Freight’s Q3 comeback fizzles: volumes retreat while pricing power starts to stir

Freight’s Q3 comeback fizzles: volumes retreat while pricing power starts to stir

The U.S. freight market gave back much of its second-quarter momentum in Q3 as shipment volumes slipped and shipper spend edged higher — a combination that points to ongoing demand softness but hints at gradual capacity tightening. That’s the picture painted by FreightWaves’ analysis of the third quarter, which shows the brief spring/summer rebound didn’t stick heading into the fall bid season.

Fresh October data suggest why Q3 felt weaker and how Q4 is setting up. The Logistics Managers’ Index held steady at 57.4 in October, but the internals flipped mid‑month: transportation utilization rebounded into expansion and transportation prices accelerated, even as inventories contracted. In other words, freight that sat early in the month started moving, lifting price pressure as capacity inched tighter — a dynamic carriers have been waiting on heading into peak retail weeks.

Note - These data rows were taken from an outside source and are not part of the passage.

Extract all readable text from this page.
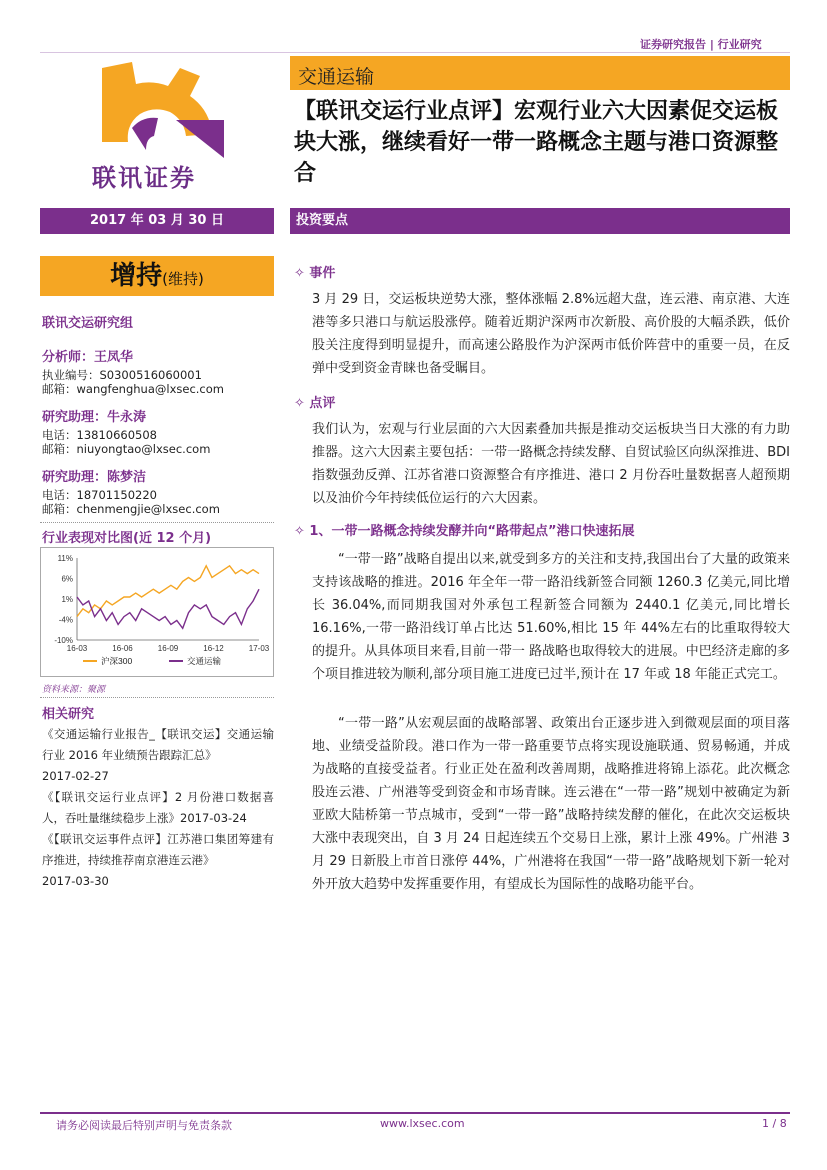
证券研究报告 | 行业研究
联讯证券
交通运输
【联讯交运行业点评】宏观行业六大因素促交运板块大涨，继续看好一带一路概念主题与港口资源整合
2017 年 03 月 30 日	投资要点
增持(维持)
联讯交运研究组
分析师：王凤华
执业编号：S0300516060001
邮箱：wangfenghua@lxsec.com
研究助理：牛永涛
电话：13810660508
邮箱：niuyongtao@lxsec.com
研究助理：陈梦洁
电话：18701150220
邮箱：chenmengjie@lxsec.com
行业表现对比图(近 12 个月)
11%
6%
1%
-4%
-10%
16-03	16-06	16-09	16-12	17-03
沪深300	交通运输
资料来源：聚源
相关研究
《交通运输行业报告_【联讯交运】交通运输行业 2016 年业绩预告跟踪汇总》
2017-02-27
《【联讯交运行业点评】2 月份港口数据喜人，吞吐量继续稳步上涨》2017-03-24
《【联讯交运事件点评】江苏港口集团筹建有序推进，持续推荐南京港连云港》
2017-03-30
✧ 事件
3 月 29 日，交运板块逆势大涨，整体涨幅 2.8%远超大盘，连云港、南京港、大连港等多只港口与航运股涨停。随着近期沪深两市次新股、高价股的大幅杀跌，低价股关注度得到明显提升，而高速公路股作为沪深两市低价阵营中的重要一员，在反弹中受到资金青睐也备受瞩目。
✧ 点评
我们认为，宏观与行业层面的六大因素叠加共振是推动交运板块当日大涨的有力助推器。这六大因素主要包括：一带一路概念持续发酵、自贸试验区向纵深推进、BDI 指数强劲反弹、江苏省港口资源整合有序推进、港口 2 月份吞吐量数据喜人超预期以及油价今年持续低位运行的六大因素。
✧ 1、一带一路概念持续发酵并向“路带起点”港口快速拓展
“一带一路”战略自提出以来,就受到多方的关注和支持,我国出台了大量的政策来支持该战略的推进。2016 年全年一带一路沿线新签合同额 1260.3 亿美元,同比增长 36.04%,而同期我国对外承包工程新签合同额为 2440.1 亿美元,同比增长 16.16%,一带一路沿线订单占比达 51.60%,相比 15 年 44%左右的比重取得较大的提升。从具体项目来看,目前一带一 路战略也取得较大的进展。中巴经济走廊的多个项目推进较为顺利,部分项目施工进度已过半,预计在 17 年或 18 年能正式完工。
“一带一路”从宏观层面的战略部署、政策出台正逐步进入到微观层面的项目落地、业绩受益阶段。港口作为一带一路重要节点将实现设施联通、贸易畅通，并成为战略的直接受益者。行业正处在盈利改善周期，战略推进将锦上添花。此次概念股连云港、广州港等受到资金和市场青睐。连云港在“一带一路”规划中被确定为新亚欧大陆桥第一节点城市，受到“一带一路”战略持续发酵的催化，在此次交运板块大涨中表现突出，自 3 月 24 日起连续五个交易日上涨，累计上涨 49%。广州港 3 月 29 日新股上市首日涨停 44%，广州港将在我国“一带一路”战略规划下新一轮对外开放大趋势中发挥重要作用，有望成长为国际性的战略功能平台。
请务必阅读最后特别声明与免责条款	www.lxsec.com	1 / 8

Industrial freight remains a drag. The ISM manufacturing PMI fell to 48.7 in October, its eighth straight month in contraction, as new orders softened and supplier delivery times lengthened amid tariff uncertainty. For truckload carriers tethered to factory output, that means fewer heavy industrial loads to offset retail seasonality, keeping volumes choppy market‑to‑market.

Rail — a good read‑through for longer‑haul goods flows and intermodal competition — also cooled to start November. For the week ending November 1, U.S. rail traffic fell 3.9% year over year, with intermodal units down 6.4%. That pullback reinforces the view that the tariff‑front‑loaded import wave has tapered and that domestic surface transport demand is normalizing at a lower level than the Q3 highs.

Fleets are acting accordingly. Preliminary North American Class 8 orders in October rose 18% from September to 24,300 units but were still 22% below a year ago — the tenth straight annual decline — signaling that many carriers are deferring replacements and growth until freight fundamentals improve. Cautious equipment ordering supports the thesis that excess capacity is slowly bleeding out, which can firm pricing even if loads are scarce.

What this means for carriers: expect rate discussions to tilt more toward service and reliability than raw volume, with pockets of pricing traction where utilization has improved and where retail flows are strongest. Thin industrial pipelines argue for disciplined network planning, tighter control of empty miles, and selective exposure to project and seasonal freight. For shippers: Q3’s drop in shipments alongside steady‑to‑higher spend is an early warning that the era of “name your price” is fading in certain lanes; locking in commitments before year‑end while monitoring transportation price indices and intermodal trends could mitigate spot‑market surprises. The mid‑October inflection in the LMI’s transportation components and the early‑November slowdown in rail volumes are your tells as you set 2026 contracts.

Bottom line: Q3 confirmed that demand alone won’t rescue this market, but the ingredients for a gradual re‑balancing — modest capacity exit, firmer utilization, and selective price resilience — are finally in the mix. If manufacturing stabilizes and inventory turns quicken through the holidays, Q4 could look less like a relapse and more like the base of a slow climb.